L’une de ces interprétations viserait à rappeler que les réglementations climatiques non discriminatoires ne constituent pas des atteintes aux droits des investisseurs privés garantis par le traité. Mais justement, même avec un tel mécanisme, les investisseurs pourraient toujours engager une action contre ces mesures devant le tribunal CETA, en prétendant, à tort ou à raison, qu’elles sont discriminatoires.

En outre, une telle déclaration interprétative n’apporterait rien de fondamentalement nouveau par rapport à ce que prévoit déjà le traité. Plusieurs de ses dispositions rappellent en effet que les mesures d’intérêt général qui ne sont ni discriminatoires ni arbitraires ne violent pas les dispositions de l’accord. La commission Schubert avait relevé que l’efficacité de ces clauses était incertaine, mais la version gouvernementale du veto climatique, telle qu’elle est présentée dans le plan d’action, semble pouvoir aller plus loin en permettant l’adoption d’interprétations plus précises qui devront être prises en compte par le tribunal même dans le cadre d’une instance en cours.
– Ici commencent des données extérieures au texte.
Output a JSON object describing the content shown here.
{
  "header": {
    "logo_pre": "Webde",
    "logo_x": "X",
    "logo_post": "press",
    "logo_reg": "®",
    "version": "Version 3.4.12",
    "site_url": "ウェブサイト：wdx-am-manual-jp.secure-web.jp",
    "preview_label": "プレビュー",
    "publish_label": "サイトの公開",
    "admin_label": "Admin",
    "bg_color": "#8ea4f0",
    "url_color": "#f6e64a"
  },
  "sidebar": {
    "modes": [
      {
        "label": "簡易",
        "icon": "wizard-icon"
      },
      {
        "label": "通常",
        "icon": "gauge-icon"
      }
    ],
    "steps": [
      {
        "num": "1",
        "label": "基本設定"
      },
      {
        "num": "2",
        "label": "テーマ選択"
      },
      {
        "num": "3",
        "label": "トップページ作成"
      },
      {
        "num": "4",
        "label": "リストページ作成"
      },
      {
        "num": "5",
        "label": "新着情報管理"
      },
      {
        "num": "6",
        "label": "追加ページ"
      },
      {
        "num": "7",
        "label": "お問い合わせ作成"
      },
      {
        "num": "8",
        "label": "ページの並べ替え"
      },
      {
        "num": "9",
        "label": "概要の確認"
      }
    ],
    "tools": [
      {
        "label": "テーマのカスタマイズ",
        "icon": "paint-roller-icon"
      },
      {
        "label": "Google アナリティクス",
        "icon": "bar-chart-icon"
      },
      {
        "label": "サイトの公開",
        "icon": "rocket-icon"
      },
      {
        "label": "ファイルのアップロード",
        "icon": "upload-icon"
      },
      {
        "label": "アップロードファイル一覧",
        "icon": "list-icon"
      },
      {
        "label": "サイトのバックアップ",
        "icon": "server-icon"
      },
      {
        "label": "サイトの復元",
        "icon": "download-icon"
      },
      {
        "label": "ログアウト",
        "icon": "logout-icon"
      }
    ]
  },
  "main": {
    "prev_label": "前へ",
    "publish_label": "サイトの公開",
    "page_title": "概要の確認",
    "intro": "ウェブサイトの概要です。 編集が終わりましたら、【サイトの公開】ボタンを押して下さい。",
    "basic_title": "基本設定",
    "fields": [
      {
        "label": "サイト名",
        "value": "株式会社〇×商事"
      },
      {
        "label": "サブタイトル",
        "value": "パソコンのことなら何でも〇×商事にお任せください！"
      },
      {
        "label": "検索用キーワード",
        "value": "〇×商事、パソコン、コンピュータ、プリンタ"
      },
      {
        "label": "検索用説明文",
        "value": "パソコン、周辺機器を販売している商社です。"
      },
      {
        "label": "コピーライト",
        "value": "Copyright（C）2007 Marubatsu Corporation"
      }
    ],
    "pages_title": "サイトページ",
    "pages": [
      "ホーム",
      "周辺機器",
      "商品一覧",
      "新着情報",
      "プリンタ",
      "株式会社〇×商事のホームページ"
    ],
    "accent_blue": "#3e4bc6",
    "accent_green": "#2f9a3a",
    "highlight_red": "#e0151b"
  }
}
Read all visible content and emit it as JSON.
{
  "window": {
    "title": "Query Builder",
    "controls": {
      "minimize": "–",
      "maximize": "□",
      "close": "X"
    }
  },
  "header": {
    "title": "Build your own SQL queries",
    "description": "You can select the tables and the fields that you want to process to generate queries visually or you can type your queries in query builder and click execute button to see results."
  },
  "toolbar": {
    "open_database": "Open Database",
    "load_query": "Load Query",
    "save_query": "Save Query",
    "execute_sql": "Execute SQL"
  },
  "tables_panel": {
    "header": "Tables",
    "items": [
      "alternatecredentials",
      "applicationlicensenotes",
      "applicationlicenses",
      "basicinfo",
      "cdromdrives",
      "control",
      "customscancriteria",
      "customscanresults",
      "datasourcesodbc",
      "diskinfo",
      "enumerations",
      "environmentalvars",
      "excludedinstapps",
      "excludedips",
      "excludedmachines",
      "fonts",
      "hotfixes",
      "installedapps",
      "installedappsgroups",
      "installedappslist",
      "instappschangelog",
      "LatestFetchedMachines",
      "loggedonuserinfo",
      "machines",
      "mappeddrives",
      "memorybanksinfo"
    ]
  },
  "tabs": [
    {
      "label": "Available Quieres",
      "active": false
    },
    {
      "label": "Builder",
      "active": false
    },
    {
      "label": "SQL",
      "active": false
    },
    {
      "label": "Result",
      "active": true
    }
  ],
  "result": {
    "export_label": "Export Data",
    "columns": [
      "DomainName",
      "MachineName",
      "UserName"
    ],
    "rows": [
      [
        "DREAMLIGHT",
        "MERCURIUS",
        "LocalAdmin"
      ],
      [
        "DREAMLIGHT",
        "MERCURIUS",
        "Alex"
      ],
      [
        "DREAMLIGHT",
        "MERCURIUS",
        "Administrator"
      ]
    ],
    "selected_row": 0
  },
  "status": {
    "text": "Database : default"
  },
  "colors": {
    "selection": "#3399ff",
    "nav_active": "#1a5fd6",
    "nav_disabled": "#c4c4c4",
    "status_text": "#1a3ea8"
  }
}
Contrairement à la proposition de la commission Schubert, cette version du veto ne permettrait cependant pas de bloquer la procédure contentieuse. Ces dernières années, de nombreuses plaintes ont été engagées, dans le cadre de traités d’investissement ou dans le cadre de l’Organisation mondiale du commerce, contre les dispositifs nationaux d’encouragement des énergies renouvelables (contre le Canada, l’Inde, l’Union européenne et plusieurs Etats membres…).

Ces affaires, dont certaines ont donné lieu à la condamnation des Etats, ont montré que ce type de dispositif pouvait se heurter à la rigueur des conditions posées dans les accords économiques, alors même que les mesures sont fondées du point de vue des engagements climatiques des Etats. Le veto climatique, version commission Schubert, permettrait d’introduire une certaine flexibilité dans l’appréciation de ces mesures.

Plus fondamentalement, intégrer un tel mécanisme dans le texte même du traité serait un signal fort que les Etats considèrent que leur souveraineté environnementale doit être protégée en priorité. S’il est probablement trop tard pour modifier le texte du CETA en ce sens, sans doute ne l’est-il pas pour tous les autres accords européens dont la négociation est en cours ou à venir.

Sabrina Robert-Cuendet, professeure de droit international public à l’université du Mans, est membre de la Commission chargée de l’évaluation de l’impact du CETA sur l’environnement, le climat et la santé (commission Schubert).